- Written by: William Dunlap

Premiere
- Date premiered: March 30, 1798
- Place premiered: Park Theatre, New York City

= André (play) =

Play written by William Dunlap

André; a Tragedy in Five Acts is a play by William Dunlap, first produced at the Park Theatre in New York City on March 30, 1798, by the Old American Company, published in that same year together with a collection of historic documents relating to the case of the title character, Major John André, the British officer who was hanged as a spy on October 2, 1780, for his role in the treason of Benedict Arnold. The play does not go into the historic details, but rather presents a fictionalized account of the American debate over whether to spare or hang him. Only three characters in the play are historic: André himself, George Washington (referred to throughout the text, except once in a passage inserted between the first two performances, simply as "The General"), and Honora Sneyd, who had been briefly engaged to André ten years earlier under the auspices of Anna Seward, who had done much to romanticize the affair in her Monody on Major André of 1781. (Actually, Honora Sneyd had died of consumption some months before André's death, and never went to America.)

Despite the fictionalization, the play genuinely shows the anguish felt by many on the American side over the decision to hang the brilliant and charming young officer, and it is written in unusually supple verse for the 18th century.

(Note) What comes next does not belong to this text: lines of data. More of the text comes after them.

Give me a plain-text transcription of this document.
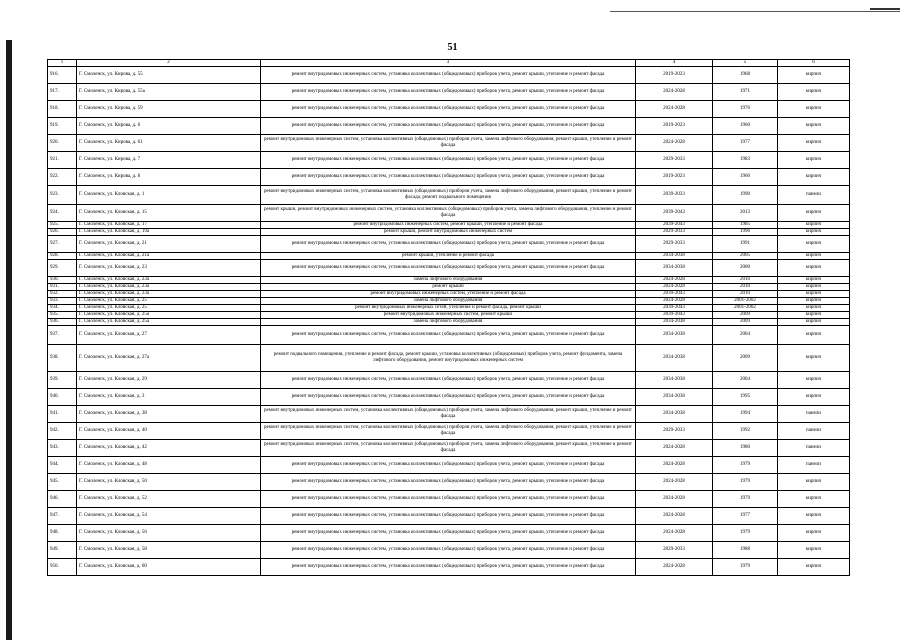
51
1	2	3	4	5	6
916.	Г. Смоленск, ул. Кирова, д. 55	ремонт внутридомовых инженерных систем, установка коллективных (общедомовых) приборов учета, ремонт крыши, утепление и ремонт фасада	2019-2023	1968	кирпич
917.	Г. Смоленск, ул. Кирова, д. 55а	ремонт внутридомовых инженерных систем, установка коллективных (общедомовых) приборов учета, ремонт крыши, утепление и ремонт фасада	2024-2028	1971	кирпич
918.	Г. Смоленск, ул. Кирова, д. 59	ремонт внутридомовых инженерных систем, установка коллективных (общедомовых) приборов учета, ремонт крыши, утепление и ремонт фасада	2024-2028	1976	кирпич
919.	Г. Смоленск, ул. Кирова, д. 6	ремонт внутридомовых инженерных систем, установка коллективных (общедомовых) приборов учета, ремонт крыши, утепление и ремонт фасада	2019-2023	1960	кирпич
920.	Г. Смоленск, ул. Кирова, д. 61	ремонт внутридомовых инженерных систем, установка коллективных (общедомовых) приборов учета, замена лифтового оборудования, ремонт крыши, утепление и ремонт фасада	2024-2028	1977	кирпич
921.	Г. Смоленск, ул. Кирова, д. 7	ремонт внутридомовых инженерных систем, установка коллективных (общедомовых) приборов учета, ремонт крыши, утепление и ремонт фасада	2029-2033	1983	кирпич
922.	Г. Смоленск, ул. Кирова, д. 8	ремонт внутридомовых инженерных систем, установка коллективных (общедомовых) приборов учета, ремонт крыши, утепление и ремонт фасада	2019-2023	1960	кирпич
923.	Г. Смоленск, ул. Кловская, д. 1	ремонт внутридомовых инженерных систем, установка коллективных (общедомовых) приборов учета, замена лифтового оборудования, ремонт крыши, утепление и ремонт фасада, ремонт подвального помещения	2039-2033	1990	панели
924.	Г. Смоленск, ул. Кловская, д. 15	ремонт крыши, ремонт внутридомовых инженерных систем, установка коллективных (общедомовых) приборов учета, замена лифтового оборудования, утепление и ремонт фасада	2039-2043	2013	кирпич
925.	Г. Смоленск, ул. Кловская, д. 17	ремонт внутридомовых инженерных систем, ремонт крыши, утепление и ремонт фасада	2039-2043	1985	кирпич
926.	Г. Смоленск, ул. Кловская, д. 19а	ремонт крыши, ремонт внутридомовых инженерных систем	2029-2033	1996	кирпич
927.	Г. Смоленск, ул. Кловская, д. 21	ремонт внутридомовых инженерных систем, установка коллективных (общедомовых) приборов учета, ремонт крыши, утепление и ремонт фасада	2029-2033	1991	кирпич
928.	Г. Смоленск, ул. Кловская, д. 21а	ремонт крыши, утепление и ремонт фасада	2034-2038	2005	кирпич
929.	Г. Смоленск, ул. Кловская, д. 23	ремонт внутридомовых инженерных систем, установка коллективных (общедомовых) приборов учета, ремонт крыши, утепление и ремонт фасада	2034-2038	2000	кирпич
930.	Г. Смоленск, ул. Кловская, д. 23а	замена лифтового оборудования	2024-2028	2010	кирпич
931.	Г. Смоленск, ул. Кловская, д. 23а	ремонт крыши	2024-2028	2010	кирпич
932.	Г. Смоленск, ул. Кловская, д. 23а	ремонт внутридомовых инженерных систем, утепление и ремонт фасада	2039-2043	2010	кирпич
933.	Г. Смоленск, ул. Кловская, д. 25	замена лифтового оборудования	2024-2028	2001-2002	кирпич
934.	Г. Смоленск, ул. Кловская, д. 25	ремонт внутридомовых инженерных сетей, утепление и ремонт фасада, ремонт крыши	2039-2043	2001-2002	кирпич
935.	Г. Смоленск, ул. Кловская, д. 25а	ремонт внутридомовых инженерных систем, ремонт крыши	2039-2043	2009	кирпич
936.	Г. Смоленск, ул. Кловская, д. 25а	замена лифтового оборудования	2034-2038	2009	кирпич
937.	Г. Смоленск, ул. Кловская, д. 27	ремонт внутридомовых инженерных систем, установка коллективных (общедомовых) приборов учета, ремонт крыши, утепление и ремонт фасада	2034-2038	2004	кирпич
938.	Г. Смоленск, ул. Кловская, д. 27а	ремонт подвального помещения, утепление и ремонт фасада, ремонт крыши, установка коллективных (общедомовых) приборов учета, ремонт фундамента, замена лифтового оборудования, ремонт внутридомовых инженерных систем	2034-2038	2009	кирпич
939.	Г. Смоленск, ул. Кловская, д. 29	ремонт внутридомовых инженерных систем, установка коллективных (общедомовых) приборов учета, ремонт крыши, утепление и ремонт фасада	2034-2038	2004	кирпич
940.	Г. Смоленск, ул. Кловская, д. 3	ремонт внутридомовых инженерных систем, установка коллективных (общедомовых) приборов учета, ремонт крыши, утепление и ремонт фасада	2034-2038	1995	кирпич
941.	Г. Смоленск, ул. Кловская, д. 38	ремонт внутридомовых инженерных систем, установка коллективных (общедомовых) приборов учета, замена лифтового оборудования, ремонт крыши, утепление и ремонт фасада	2034-2038	1994	панели
942.	Г. Смоленск, ул. Кловская, д. 40	ремонт внутридомовых инженерных систем, установка коллективных (общедомовых) приборов учета, замена лифтового оборудования, ремонт крыши, утепление и ремонт фасада	2029-2033	1992	панели
943.	Г. Смоленск, ул. Кловская, д. 42	ремонт внутридомовых инженерных систем, установка коллективных (общедомовых) приборов учета, замена лифтового оборудования, ремонт крыши, утепление и ремонт фасада	2024-2028	1980	панели
944.	Г. Смоленск, ул. Кловская, д. 48	ремонт внутридомовых инженерных систем, установка коллективных (общедомовых) приборов учета, ремонт крыши, утепление и ремонт фасада	2024-2028	1979	панели
945.	Г. Смоленск, ул. Кловская, д. 50	ремонт внутридомовых инженерных систем, установка коллективных (общедомовых) приборов учета, ремонт крыши, утепление и ремонт фасада	2024-2028	1979	кирпич
946.	Г. Смоленск, ул. Кловская, д. 52	ремонт внутридомовых инженерных систем, установка коллективных (общедомовых) приборов учета, ремонт крыши, утепление и ремонт фасада	2024-2028	1979	кирпич
947.	Г. Смоленск, ул. Кловская, д. 54	ремонт внутридомовых инженерных систем, установка коллективных (общедомовых) приборов учета, ремонт крыши, утепление и ремонт фасада	2024-2028	1977	кирпич
948.	Г. Смоленск, ул. Кловская, д. 56	ремонт внутридомовых инженерных систем, установка коллективных (общедомовых) приборов учета, ремонт крыши, утепление и ремонт фасада	2024-2028	1979	кирпич
949.	Г. Смоленск, ул. Кловская, д. 58	ремонт внутридомовых инженерных систем, установка коллективных (общедомовых) приборов учета, ремонт крыши, утепление и ремонт фасада	2029-2033	1988	кирпич
950.	Г. Смоленск, ул. Кловская, д. 60	ремонт внутридомовых инженерных систем, установка коллективных (общедомовых) приборов учета, ремонт крыши, утепление и ремонт фасада	2024-2028	1979	кирпич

Apart from its intrinsic merits, the play is noteworthy as the first American tragedy written on an American subject. However, despite being nowadays acknowledged as Dunlap's best piece of work, it was not a great success at the time. Its lack of popularity stemmed from the controversial lionization of André. Moreover, at opening night, the crowd rose to its feet in anger and indignation when Bland, a soldier in the play, hurled his cockade to the ground at the prospect of André being sentenced to death. The controversy was twofold— not only was Bland losing composure over the fate of a British spy but the cockade (worn by Patriots and then later by the revolutionaries during the French Revolution to emulate their spirit) being tossed to the floor was interpreted by many as Dunlap attacking the American Revolution itself.

Dunlap later recycled much of André into his pageant-play The Glory of Columbia, Her Yeomanry, a piece resonating with the Populist tone in theatre at the time, and which continued to be regularly produced for fifty years.

== Characters ==
André – American soldier accused of being a British spy.

Bland – a soldier whom André saved, son of Mrs. Bland. He tries and fails to persuade the General to free André.

General – highest ranking soldier, he orders André to be hanged.

Honora – André's wife, who begs the General to free André in vain.

Melville – an American captain. He does not approve of the hanging and supports Honora.

Seward – an American soldier.

Mrs. Bland – Bland's mother.

Other minor characters including Children, American Officer, British Officer, American Sargeant etc.